Le budget 2026 est le plus important jamais adopté par l’Algérie.
Signée le 14 décembre par le président de la République, Abdelmadjid Tebboune, la Loi de finances 2026, qui a été publiée au Journal officiel no 88 du mercredi 31 décembre, est entrée en vigueur le 1er janvier.
Ce texte définit la trajectoire budgétaire et économique de l’Algérie pour l’année en cours, avec des choix marqués en matière de dépenses publiques, de croissance économique et de fiscalité.
Budget record
Traduisant un effort massif en faveur des politiques publiques, la Loi de finances 2026 consacre le budget le plus important jamais adopté par l’Algérie. Cette enveloppe exceptionnelle reflète la volonté de l’Etat de soutenir les secteurs stratégiques et les services publics, tout en maintenant des équilibres macroéconomiques prudents. Basée sur un baril de pétrole à 60 dollars, la LF 2026 prévoit des recettes évaluées à 8.009.025.301.630 de dinars (plus de 61 milliards de dollars) et des dépenses inédites de 17.636.662.280.000 DA, soit plus de 135 milliards de dollars au taux actuel de la devise américaine. Sur le plan macroéconomique, la LF 2026 table sur une croissance de 4,1 % pour l’année en cours, avec une progression graduelle prévue à 4,4 % en 2027 et 4,5 % en 2028.
Fiscalité : socle des recettes
La fiscalité demeure la principale source de financement du budget 2026. En effet, l’essentiel des recettes de l’Etat proviendra des impôts de toute nature. Les recettes fiscales attendues s’élèvent à 7.025 milliards de dinars. L’impôt sur le revenu global (IRG) représente à lui seul plus de 2.068. 635.502.061 de dinars, tandis que les impôts sur la consommation dépassent 1.619. 392.929.856 de dinars.
Le texte prévoit, en outre, une introduction d’un dispositif exceptionnel de régularisation fiscale volontaire, avec imposition à un taux fixe (libératoire) si elle est réalisée avant le 31 décembre 2026. Ces chiffres confirment le rôle central de la fiscalité dans le financement du budget et la dépendance du Trésor public à la mobilisation fiscale.
Mesures sociales
Soucieux de maintenir une politique de protection sociale forte, le texte de loi consacre environ 38 % du budget global aux transferts sociaux. Outre les nouvelles augmentations des salaires (hausse de 3,1 % de la masse salariale), de l’allocation chômage, des bourses étudiantes et des pensions de retraite, prévues, loi prévoit un budget destiné à la prise en charge des subventions sur les produits de large consommation estimé à près de 675 milliards DA, tandis que 420 milliards DA sont prévus pour l’allocation chômage.

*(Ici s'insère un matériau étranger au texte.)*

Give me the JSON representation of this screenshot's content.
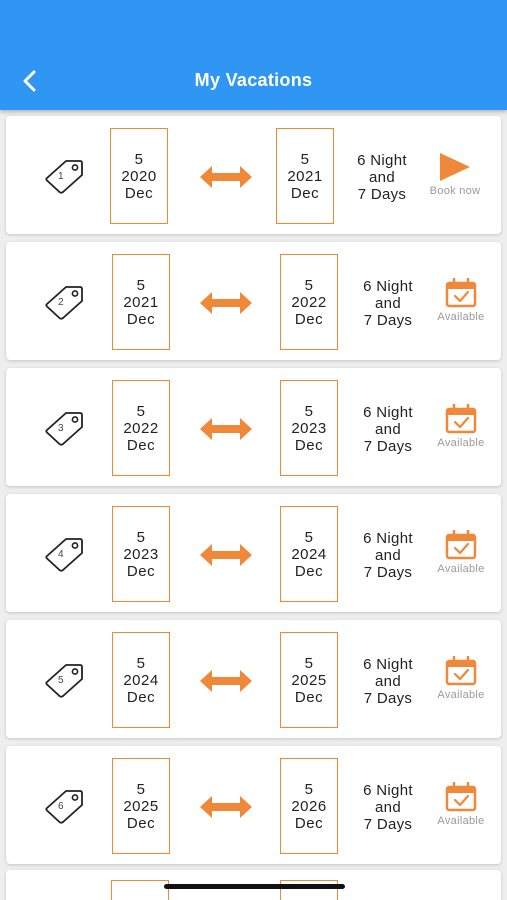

Une contribution de 170 milliards de dinars des organismes de sécurité sociale est, également, prévue pour financer les hôpitaux publics. La protection du pouvoir d’achat des ménages se traduit par la prorogation jusqu’au 31 décembre 2026 des exonérations fiscales et des droits de douane appliqués sur les produits de première nécessité.
L’application du taux réduit de 5% des droits de douane sur les opérations d’importation de cheptels bovin et ovin vifs destinés à l’abattage. Ces mesures visent à stabiliser les prix alimentaires essentiels et à faciliter l’accès des citoyens à ces produits.
Soutien à l’investissement
Optant pour le renforcement des facteurs qui stimulent la croissance, la LF 2026 prône le maintien de la dynamique de l’investissement public, avec un budget qui devra dépasser le cap des 4.000 milliards DA, avec d’importants projets dans des secteurs comme les travaux publics, l’hydraulique ou l’agriculture.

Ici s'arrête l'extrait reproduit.